Per condurre questa lotta, secondo Marco Minniti, bisogna incrementare gli sforzi. Invece pare che la tendenza sia quella di portare la Dia su un binario morto, impoverendo le sue risorse economiche e professionali. La lotta alla criminalità ha bisogno di strumenti e un edificio di leggi e quindi preoccupano alcuni contenuti del codice antimafia. Ha bisogno di mezzi e va condannata e fronteggiata la tendenza a impoverire l’organismo di risorse finanziarie con tagli che sono destinati a chiudere le due esperienze centrali della lotta alla criminalità tutte e due minacciate: Dia e Dna.
Un allarme quello di Minniti ripreso con forza da Luca Palamara, che ha voluto trasmettere alla platea il sostegno dall’Associazione Magistrati. E che ha ricordato come la lotta alla criminalità organizzata deve perdere i connotati di una eterna emergenza. Era proprio lo spirito che guidò venti anni fa Falcone, l’istanza di tenere alta vigilanza e attività continuative di contrasto, con un soggetto professionale e competente e con le direzioni distrettuali. Attività che si devono muovere puntando su due aspetti: quello della specializzazione e quello delle modalità organizzative, che devono mobilitare a tutti i livelli Stato e politica, istituzioni e processi decisionali.
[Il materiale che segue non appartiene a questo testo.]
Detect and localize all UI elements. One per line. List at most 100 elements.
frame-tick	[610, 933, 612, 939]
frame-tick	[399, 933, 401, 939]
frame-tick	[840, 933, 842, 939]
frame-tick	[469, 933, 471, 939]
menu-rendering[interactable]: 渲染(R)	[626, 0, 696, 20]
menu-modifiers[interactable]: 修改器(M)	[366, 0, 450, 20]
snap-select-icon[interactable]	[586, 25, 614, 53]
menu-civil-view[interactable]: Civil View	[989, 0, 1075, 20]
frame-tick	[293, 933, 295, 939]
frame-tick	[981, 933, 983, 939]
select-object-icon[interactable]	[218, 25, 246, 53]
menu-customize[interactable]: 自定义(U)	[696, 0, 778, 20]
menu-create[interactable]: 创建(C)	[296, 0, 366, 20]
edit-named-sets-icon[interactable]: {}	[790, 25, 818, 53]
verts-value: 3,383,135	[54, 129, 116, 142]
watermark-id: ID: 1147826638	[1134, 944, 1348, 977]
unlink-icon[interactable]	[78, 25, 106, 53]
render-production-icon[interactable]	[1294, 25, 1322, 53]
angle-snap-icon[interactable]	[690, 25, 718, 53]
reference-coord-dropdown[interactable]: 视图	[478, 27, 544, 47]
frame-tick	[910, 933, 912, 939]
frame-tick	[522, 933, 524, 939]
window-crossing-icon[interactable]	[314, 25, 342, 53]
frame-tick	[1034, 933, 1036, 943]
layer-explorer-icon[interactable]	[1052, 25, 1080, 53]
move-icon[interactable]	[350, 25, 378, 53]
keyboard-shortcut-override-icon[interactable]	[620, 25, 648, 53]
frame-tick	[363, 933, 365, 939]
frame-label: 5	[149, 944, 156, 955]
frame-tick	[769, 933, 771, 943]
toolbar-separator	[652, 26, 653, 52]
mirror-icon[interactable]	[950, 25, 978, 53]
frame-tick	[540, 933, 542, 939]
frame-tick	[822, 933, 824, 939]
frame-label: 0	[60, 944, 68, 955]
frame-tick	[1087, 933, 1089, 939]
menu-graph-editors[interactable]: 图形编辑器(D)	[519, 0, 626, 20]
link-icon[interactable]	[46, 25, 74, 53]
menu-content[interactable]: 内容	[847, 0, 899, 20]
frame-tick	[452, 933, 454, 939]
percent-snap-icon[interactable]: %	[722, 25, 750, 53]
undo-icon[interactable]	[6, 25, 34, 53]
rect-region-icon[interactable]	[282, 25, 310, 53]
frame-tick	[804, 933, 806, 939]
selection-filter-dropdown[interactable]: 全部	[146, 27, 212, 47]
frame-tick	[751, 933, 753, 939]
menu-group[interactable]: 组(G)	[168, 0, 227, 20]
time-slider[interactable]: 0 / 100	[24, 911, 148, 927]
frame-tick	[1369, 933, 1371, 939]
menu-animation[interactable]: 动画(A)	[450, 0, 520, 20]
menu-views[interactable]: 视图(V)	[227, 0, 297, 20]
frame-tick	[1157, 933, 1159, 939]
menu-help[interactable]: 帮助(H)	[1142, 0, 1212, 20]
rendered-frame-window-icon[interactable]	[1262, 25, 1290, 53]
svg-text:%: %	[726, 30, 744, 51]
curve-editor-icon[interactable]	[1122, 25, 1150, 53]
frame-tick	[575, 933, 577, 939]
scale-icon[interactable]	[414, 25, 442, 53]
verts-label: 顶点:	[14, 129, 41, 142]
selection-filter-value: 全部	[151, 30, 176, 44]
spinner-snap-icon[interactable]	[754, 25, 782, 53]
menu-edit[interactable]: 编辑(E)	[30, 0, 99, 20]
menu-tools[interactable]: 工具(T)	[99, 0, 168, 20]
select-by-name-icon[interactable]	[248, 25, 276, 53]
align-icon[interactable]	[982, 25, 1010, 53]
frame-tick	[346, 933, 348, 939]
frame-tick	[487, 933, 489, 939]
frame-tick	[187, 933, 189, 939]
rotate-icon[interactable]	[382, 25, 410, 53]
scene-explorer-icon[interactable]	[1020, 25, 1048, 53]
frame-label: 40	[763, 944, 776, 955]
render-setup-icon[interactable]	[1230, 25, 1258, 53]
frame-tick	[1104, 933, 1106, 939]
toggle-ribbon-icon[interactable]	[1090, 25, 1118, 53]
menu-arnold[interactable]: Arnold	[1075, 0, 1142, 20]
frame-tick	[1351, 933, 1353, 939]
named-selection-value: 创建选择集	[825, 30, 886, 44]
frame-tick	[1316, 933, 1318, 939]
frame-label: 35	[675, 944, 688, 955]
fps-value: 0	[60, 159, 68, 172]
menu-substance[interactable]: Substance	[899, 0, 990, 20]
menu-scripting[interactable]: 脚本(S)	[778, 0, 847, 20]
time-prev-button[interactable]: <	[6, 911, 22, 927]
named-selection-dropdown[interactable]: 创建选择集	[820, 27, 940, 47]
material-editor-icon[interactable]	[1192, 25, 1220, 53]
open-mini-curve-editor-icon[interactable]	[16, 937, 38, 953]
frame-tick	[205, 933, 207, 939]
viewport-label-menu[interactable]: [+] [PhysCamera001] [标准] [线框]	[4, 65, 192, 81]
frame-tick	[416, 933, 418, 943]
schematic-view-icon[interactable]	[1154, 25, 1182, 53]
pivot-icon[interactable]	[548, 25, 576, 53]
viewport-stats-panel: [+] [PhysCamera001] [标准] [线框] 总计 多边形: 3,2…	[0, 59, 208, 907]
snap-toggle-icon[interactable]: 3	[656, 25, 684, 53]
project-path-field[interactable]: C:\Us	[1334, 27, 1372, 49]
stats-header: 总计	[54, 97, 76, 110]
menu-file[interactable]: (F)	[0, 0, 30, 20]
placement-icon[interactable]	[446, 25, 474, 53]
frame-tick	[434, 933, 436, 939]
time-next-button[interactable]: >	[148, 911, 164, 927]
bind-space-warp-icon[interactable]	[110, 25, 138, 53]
Secondo Palamara, per rafforzare professionalità e competenza, per dotare le risorse umane di attrezzature efficaci bisogna che le risorse già depauperate, vengano invece arricchite anche da un punto di vita organizzativo, ad esempio compiendo un importante sforzo organizzativo che intervenga sulla dislocazione degli uffici giudiziari. Non si dica che le risorse non ci sono. Palamara non ha dubbi: vanno recuperate operando su tre filoni: la lotta alla corruzione, quella all’evasione e con l’antiriciclaggio, unendo gli obiettivi di riprendere il denaro sottratto allo stato e alla collettività con quello di ristabilire legalità e dignità della democrazia. Ma la lotta passa anche attraverso la possibilità di contare su tutta la gamma di strumenti necessari all’investigazione, non ultime le intercettazioni, che tanto hanno contribuito al successo di formidabili operazioni condotte in questi anni.